(This is part 4 of our 4 part Alaska series)
200 miles south of Anchorage, we reached Homer. Homer is a very quirky place in Alaska, known as either the “End of the Road” as it ends the Sterling Highway in Alaska or the “Halibut Fishing Capital of the World.” The town of 5000 is made of a funky mix of fisherman, artists, and foodies and the atmosphere is decidedly friendly and laidback. Not a lot of tourist traps are here, but authentic restaurants and artsy boutiques perfect for the final 5 days of our 2 weeks Alaskan journey. We stayed at the Kenai Peninsula Suites which I cannot more highly recommend. They have a simply stunning location on a cliff overlooking the Kachemak Bay and their lodging consists of either cabins or these very unique bunkers. These bunkers are underground cabins that you enter from above and descend into the cabin built into a grassy bluff. Once inside, a huge floor to ceiling slider grants views of the blue waters of the Kachemak where you can spot whale spots right from your bedroom. We stayed in the Bear’s Den which also included a kitchenette and outdoor grill.

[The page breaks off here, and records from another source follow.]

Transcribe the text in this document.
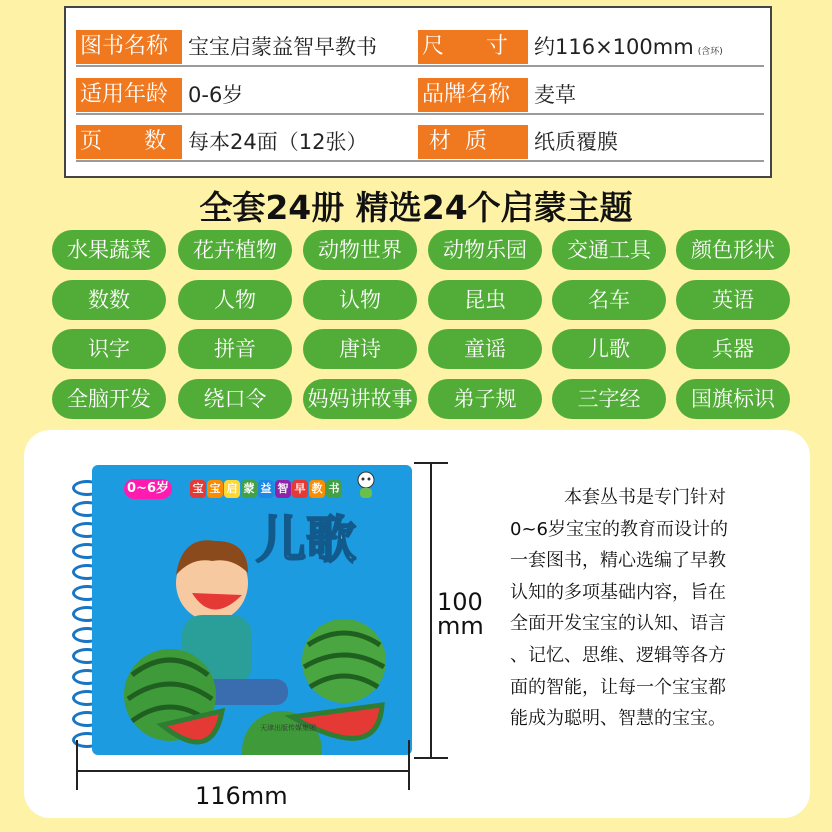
图书名称 宝宝启蒙益智早教书 尺      寸	约116×100mm (含环)
适用年龄 0-6岁	品牌名称	麦草
页      数	每本24面（12张） 材  质	纸质覆膜
全套24册 精选24个启蒙主题
水果蔬菜	花卉植物	动物世界	动物乐园	交通工具	颜色形状
数数	人物	认物	昆虫	名车	英语
识字	拼音	唐诗	童谣	儿歌	兵器
全脑开发	绕口令	妈妈讲故事	弟子规	三字经	国旗标识
0~6岁 宝 宝 启 蒙 益 智 早 教 书
儿歌
天津出版传媒集团
100
mm
116mm
本套丛书是专门针对
0~6岁宝宝的教育而设计的
一套图书，精心选编了早教
认知的多项基础内容，旨在
全面开发宝宝的认知、语言
、记忆、思维、逻辑等各方
面的智能，让每一个宝宝都
能成为聪明、智慧的宝宝。
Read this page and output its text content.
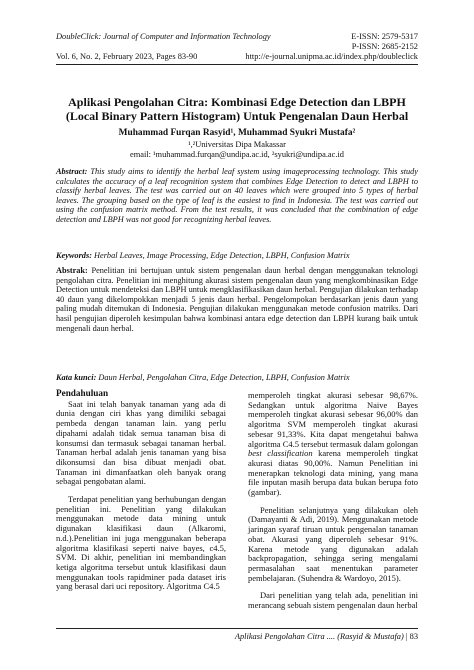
DoubleClick: Journal of Computer and Information Technology	E-ISSN: 2579-5317
P-ISSN: 2685-2152
Vol. 6, No. 2, February 2023, Pages 83-90	http://e-journal.unipma.ac.id/index.php/doubleclick
Aplikasi Pengolahan Citra: Kombinasi Edge Detection dan LBPH (Local Binary Pattern Histogram) Untuk Pengenalan Daun Herbal
Muhammad Furqan Rasyid¹, Muhammad Syukri Mustafa²
¹,²Universitas Dipa Makassar
email: ¹muhammad.furqan@undipa.ac.id, ²syukri@undipa.ac.id
Abstract: This study aims to identify the herbal leaf system using imageprocessing technology. This study calculates the accuracy of a leaf recognition system that combines Edge Detection to detect and LBPH to classify herbal leaves. The test was carried out on 40 leaves which were grouped into 5 types of herbal leaves. The grouping based on the type of leaf is the easiest to find in Indonesia. The test was carried out using the confusion matrix method. From the test results, it was concluded that the combination of edge detection and LBPH was not good for recognizing herbal leaves.
Keywords: Herbal Leaves, Image Processing, Edge Detection, LBPH, Confusion Matrix
Abstrak: Penelitian ini bertujuan untuk sistem pengenalan daun herbal dengan menggunakan teknologi pengolahan citra. Penelitian ini menghitung akurasi sistem pengenalan daun yang mengkombinasikan Edge Detection untuk mendeteksi dan LBPH untuk mengklasifikasikan daun herbal. Pengujian dilakukan terhadap 40 daun yang dikelompokkan menjadi 5 jenis daun herbal. Pengelompokan berdasarkan jenis daun yang paling mudah ditemukan di Indonesia. Pengujian dilakukan menggunakan metode confusion matriks. Dari hasil pengujian diperoleh kesimpulan bahwa kombinasi antara edge detection dan LBPH kurang baik untuk mengenali daun herbal.
Kata kunci: Daun Herbal, Pengolahan Citra, Edge Detection, LBPH, Confusion Matrix
Pendahuluan

Saat ini telah banyak tanaman yang ada di dunia dengan ciri khas yang dimiliki sebagai pembeda dengan tanaman lain. yang perlu dipahami adalah tidak semua tanaman bisa di konsumsi dan termasuk sebagai tanaman herbal. Tanaman herbal adalah jenis tanaman yang bisa dikonsumsi dan bisa dibuat menjadi obat. Tanaman ini dimanfaatkan oleh banyak orang sebagai pengobatan alami.

Terdapat penelitian yang berhubungan dengan penelitian ini. Penelitian yang dilakukan menggunakan metode data mining untuk digunakan klasifikasi daun (Alkaromi, n.d.).Penelitian ini juga menggunakan beberapa algoritma klasifikasi seperti naive bayes, c4.5, SVM. Di akhir, penelitian ini membandingkan ketiga algoritma tersebut untuk klasifikasi daun menggunakan tools rapidminer pada dataset iris yang berasal dari uci repository. Algoritma C4.5

memperoleh tingkat akurasi sebesar 98,67%. Sedangkan untuk algoritma Naive Bayes memperoleh tingkat akurasi sebesar 96,00% dan algoritma SVM memperoleh tingkat akurasi sebesar 91,33%. Kita dapat mengetahui bahwa algoritma C4.5 tersebut termasuk dalam golongan best classification karena memperoleh tingkat akurasi diatas 90,00%. Namun Penelitian ini menerapkan teknologi data mining, yang mana file inputan masih berupa data bukan berupa foto (gambar).

Penelitian selanjutnya yang dilakukan oleh (Damayanti & Adi, 2019). Menggunakan metode jaringan syaraf tiruan untuk pengenalan tanaman obat. Akurasi yang diperoleh sebesar 91%. Karena metode yang digunakan adalah backpropagation, sehingga sering mengalami permasalahan saat menentukan parameter pembelajaran. (Suhendra & Wardoyo, 2015).

Dari penelitian yang telah ada, penelitian ini merancang sebuah sistem pengenalan daun herbal

Aplikasi Pengolahan Citra .... (Rasyid & Mustafa) | 83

Our first exploration in Homer was the Homer Spit…it is a 4.5 mile expanse of land jutting into the Kachemak Bay. It’s a fantastic place for a stroll with restaurants, galleries, and places to hop onto a fishing charter. It’s most famous landmark is the Salty Dawg Saloon. The interior of the saloon has every inch covered with signed one dollar bills and tourists, including those that don’t even drink, stop by to see the authentic Homer feel. We definitely made a pit stop for a beer and then browsed some of the local boutiques. Homer is an artist’s enclave and you can find a lot of local art throughout the Spit. Definitely stray off the main road and onto the beach as the tides on the Homer Spit can fluctuate markedly, with an average of 16 feet.the pebbly beach at low tide unearths all kinds of marine life in the tidal pools, and if you look out on the bay you can see whales and otters.
Kachemak Bay State Park
After our time on the Spit, we caught a boat across the Kachemak Bay the next day to Kachemak Bay State Park. This massive park covers 80 miles but in our day trip we opted for the 4.5 mile hike from Glacier Spit to Glacier Lake. We used Mako’s Water Taxi which operates the 30 minute water taxi from Homer over to the Park. We detoured from the beautiful woodland hike to cross a river via the Grewingk tram just for the experience of operating our first hand tram. One of us got in the metal basket while the other pulled the rope to send the tram slowly over the rushing river. Once at the glacier, we unpacked our lunches and had the blue glacial waters speckled with chunks of ice calved from the Grewingk Glacier as our backdrop. We felt as though we had this park entirely to ourselves as we saw no other people the entire day we were threre. After lunch, we connected with the Saddle Trail that led us to a protected cove where our water taxi picked us back up to travel back to Homer with a few lovable otters along the way. Kachemak Bay was amazing…from the moment our water taxi left, the quiet was overwhelming. Sitting on the beach of the lake with no one else in the world surrounded by mountains on all sides was magical.
Our other days in Homer, we visited a few other local spots. We loved 2 Sisters Bakery where we often grabbed breakfast and a few cookies.The Homer Brewing Company is definitely worth a visit. They have a low key brewery, cool t-shirts, and often have an oyster food truck just outside. Also, the Bear Creek Winery is a small winery with 2 main brands, Bear Creek and its sister wine, Glacier Bear. They both focus on Alaskan grown fruits to create unique blends involving fruits like rhubarb, strawberry, and blueberry. Tastings are offered from 12 to 6 most days and it was a delicious few hours. We also made a stop at the local theater for the annual Homer Documentary Film Festival where we saw the film The Great Alone about the Iditarod. The festival usually runs at the the end of September. Most nights though, we relaxed at the Kenai Peninsula Suites where they have a hot tub and a fire pit looking out onto the Kachemak Bay…not a bad way to end a day…and Homer wasn’t a bad place to wrap up our ambitious 2 weeks in Alaska. After hopping to a new destination every night or two, it was very relaxing to wind down and spend a final five days in Homer. They say that even if you see a million acres a day, you would still need over a year to see all of Alaska…so I guess we’ll have to plan a trip back!